I figure why not set up this template that covers all searches, broad, exact and phrase. Then I looked at it and thought, "Doesn't blue widgets cover "blue widgets"? Maybe I'll have a better picture if I let a campaighn run to see which match works best?

Any comments?

cgrantski

1:58 am on Sep 15, 2004 (gmt 0)

WebmasterWorld Senior Member 10+ Year Member



Try them all at first. Then check what you're being charged per click. Then use that information plus what you know about the actual terms being searched to selectively delete.
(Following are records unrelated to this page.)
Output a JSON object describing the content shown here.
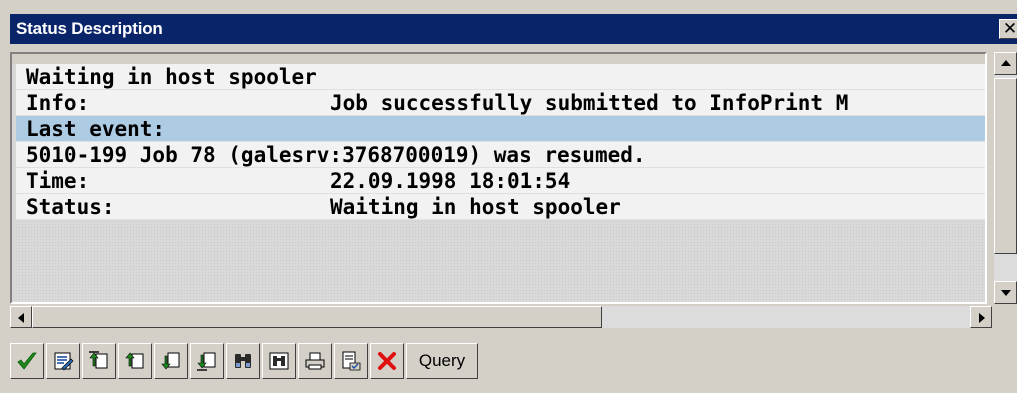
{
  "window": {
    "title": "Status Description",
    "close_glyph": "✕"
  },
  "rows": [
    {
      "label": "Waiting in host spooler",
      "value": ""
    },
    {
      "label": "Info:",
      "value": "Job successfully submitted to InfoPrint M"
    },
    {
      "label": "Last event:",
      "value": ""
    },
    {
      "label": "5010-199 Job 78 (galesrv:3768700019) was resumed.",
      "value": ""
    },
    {
      "label": "Time:",
      "value": "22.09.1998 18:01:54"
    },
    {
      "label": "Status:",
      "value": "Waiting in host spooler"
    }
  ],
  "toolbar": {
    "buttons": [
      "check-icon",
      "edit-icon",
      "first-page-icon",
      "previous-page-icon",
      "next-page-icon",
      "last-page-icon",
      "find-icon",
      "find-next-icon",
      "print-icon",
      "attributes-icon",
      "cancel-icon"
    ],
    "query_label": "Query"
  },
  "colors": {
    "titlebar": "#0a246a",
    "highlight_row": "#aecbe4",
    "check": "#1e8a1e",
    "cancel": "#e01010"
  }
}
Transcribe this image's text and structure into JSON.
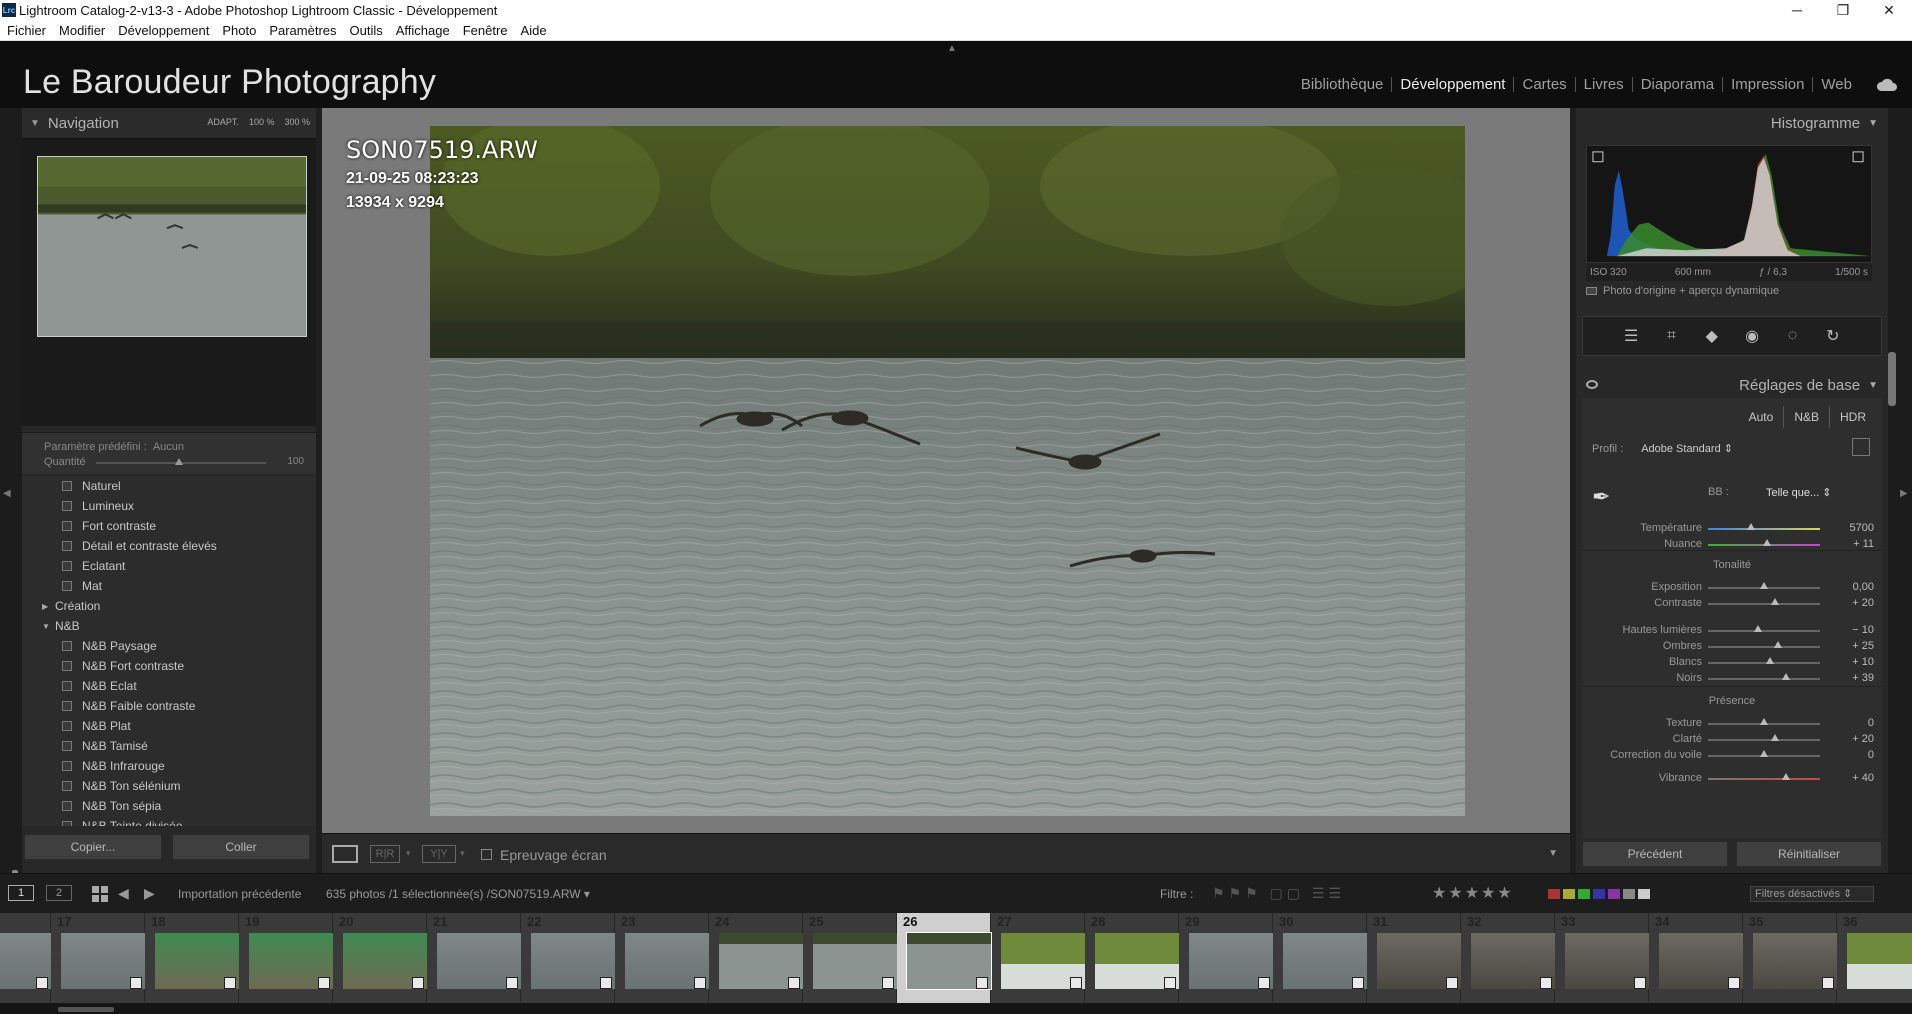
{
  "window": {
    "title": "Lightroom Catalog-2-v13-3 - Adobe Photoshop Lightroom Classic - Développement",
    "app_icon": "Lrc"
  },
  "menu": [
    "Fichier",
    "Modifier",
    "Développement",
    "Photo",
    "Paramètres",
    "Outils",
    "Affichage",
    "Fenêtre",
    "Aide"
  ],
  "identity_plate": "Le Baroudeur Photography",
  "modules": [
    "Bibliothèque",
    "Développement",
    "Cartes",
    "Livres",
    "Diaporama",
    "Impression",
    "Web"
  ],
  "navigator": {
    "title": "Navigation",
    "zoom_fit": "ADAPT.",
    "zoom_100": "100 %",
    "zoom_300": "300 %"
  },
  "preset_amount": {
    "label": "Paramètre prédéfini :",
    "value": "Aucun",
    "amount_label": "Quantité",
    "amount": "100"
  },
  "presets": [
    {
      "type": "item",
      "label": "Naturel"
    },
    {
      "type": "item",
      "label": "Lumineux"
    },
    {
      "type": "item",
      "label": "Fort contraste"
    },
    {
      "type": "item",
      "label": "Détail et contraste élevés"
    },
    {
      "type": "item",
      "label": "Eclatant"
    },
    {
      "type": "item",
      "label": "Mat"
    },
    {
      "type": "folder",
      "label": "Création",
      "open": false
    },
    {
      "type": "folder",
      "label": "N&B",
      "open": true
    },
    {
      "type": "item",
      "label": "N&B Paysage"
    },
    {
      "type": "item",
      "label": "N&B Fort contraste"
    },
    {
      "type": "item",
      "label": "N&B Eclat"
    },
    {
      "type": "item",
      "label": "N&B Faible contraste"
    },
    {
      "type": "item",
      "label": "N&B Plat"
    },
    {
      "type": "item",
      "label": "N&B Tamisé"
    },
    {
      "type": "item",
      "label": "N&B Infrarouge"
    },
    {
      "type": "item",
      "label": "N&B Ton sélénium"
    },
    {
      "type": "item",
      "label": "N&B Ton sépia"
    },
    {
      "type": "item",
      "label": "N&B Teinte divisée"
    }
  ],
  "left_buttons": {
    "copy": "Copier...",
    "paste": "Coller"
  },
  "photo_info": {
    "filename": "SON07519.ARW",
    "datetime": "21-09-25 08:23:23",
    "dimensions": "13934 x 9294"
  },
  "toolbar": {
    "proof_label": "Epreuvage écran",
    "view_rr": "R|R",
    "view_yy": "Y|Y"
  },
  "histogram": {
    "title": "Histogramme",
    "iso": "ISO 320",
    "focal": "600 mm",
    "aperture": "ƒ / 6,3",
    "shutter": "1/500 s",
    "original_label": "Photo d'origine + aperçu dynamique"
  },
  "basic": {
    "title": "Réglages de base",
    "treatments": [
      "Auto",
      "N&B",
      "HDR"
    ],
    "profile_label": "Profil :",
    "profile_value": "Adobe Standard",
    "wb_label": "BB :",
    "wb_value": "Telle que...",
    "tone_title": "Tonalité",
    "presence_title": "Présence",
    "sliders": [
      {
        "label": "Température",
        "value": "5700",
        "pos": 0.38
      },
      {
        "label": "Nuance",
        "value": "+ 11",
        "pos": 0.53
      },
      {
        "label": "Exposition",
        "value": "0,00",
        "pos": 0.5
      },
      {
        "label": "Contraste",
        "value": "+ 20",
        "pos": 0.6
      },
      {
        "label": "Hautes lumières",
        "value": "− 10",
        "pos": 0.45
      },
      {
        "label": "Ombres",
        "value": "+ 25",
        "pos": 0.625
      },
      {
        "label": "Blancs",
        "value": "+ 10",
        "pos": 0.55
      },
      {
        "label": "Noirs",
        "value": "+ 39",
        "pos": 0.695
      },
      {
        "label": "Texture",
        "value": "0",
        "pos": 0.5
      },
      {
        "label": "Clarté",
        "value": "+ 20",
        "pos": 0.6
      },
      {
        "label": "Correction du voile",
        "value": "0",
        "pos": 0.5
      },
      {
        "label": "Vibrance",
        "value": "+ 40",
        "pos": 0.7
      }
    ]
  },
  "right_buttons": {
    "previous": "Précédent",
    "reset": "Réinitialiser"
  },
  "filmbar": {
    "screen1": "1",
    "screen2": "2",
    "source": "Importation précédente",
    "count": "635 photos /1 sélectionnée(s) /SON07519.ARW",
    "filter_label": "Filtre :",
    "stars": "★★★★★",
    "filters_off": "Filtres désactivés"
  },
  "filmstrip": [
    {
      "num": "",
      "scene": "water"
    },
    {
      "num": "17",
      "scene": "water"
    },
    {
      "num": "18",
      "scene": "green"
    },
    {
      "num": "19",
      "scene": "green"
    },
    {
      "num": "20",
      "scene": "green"
    },
    {
      "num": "21",
      "scene": "water"
    },
    {
      "num": "22",
      "scene": "water"
    },
    {
      "num": "23",
      "scene": "water"
    },
    {
      "num": "24",
      "scene": "lake"
    },
    {
      "num": "25",
      "scene": "lake"
    },
    {
      "num": "26",
      "scene": "lake",
      "selected": true
    },
    {
      "num": "27",
      "scene": "trees"
    },
    {
      "num": "28",
      "scene": "trees"
    },
    {
      "num": "29",
      "scene": "water"
    },
    {
      "num": "30",
      "scene": "water"
    },
    {
      "num": "31",
      "scene": "ducks"
    },
    {
      "num": "32",
      "scene": "ducks"
    },
    {
      "num": "33",
      "scene": "ducks"
    },
    {
      "num": "34",
      "scene": "ducks"
    },
    {
      "num": "35",
      "scene": "ducks"
    },
    {
      "num": "36",
      "scene": "trees"
    }
  ]
}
You'll be surprised - sometimes the [ ] is highest, sometimes it's lowest, and so forth.

kris

12:08 am on Sep 17, 2004 (gmt 0)

10+ Year Member



Thank you cgrantski.

That's one vote for adding all three matches.
Anyone else see a problem with setting them up this way?

ddogg

3:49 am on Sep 17, 2004 (gmt 0)

10+ Year Member



I say just use all match types, tracking conversion along the way and adding new words and negatives as you see what people are actually searching for when clicking your ad.

eWhisper

1:08 pm on Sep 17, 2004 (gmt 0)

WebmasterWorld Senior Member 10+ Year Member



Great post by vibgyor79, message 2 concerning this topic:
[webmasterworld.com...]

kris

8:29 pm on Sep 22, 2004 (gmt 0)

10+ Year Member



Thanks for the help. Judging by your replies, I don't see any negatives to setting up for all three phrase matches. The link to topic was right on the mark. I've even found a tool that writes all three phrases out for me and lets you check negative matches at the same time.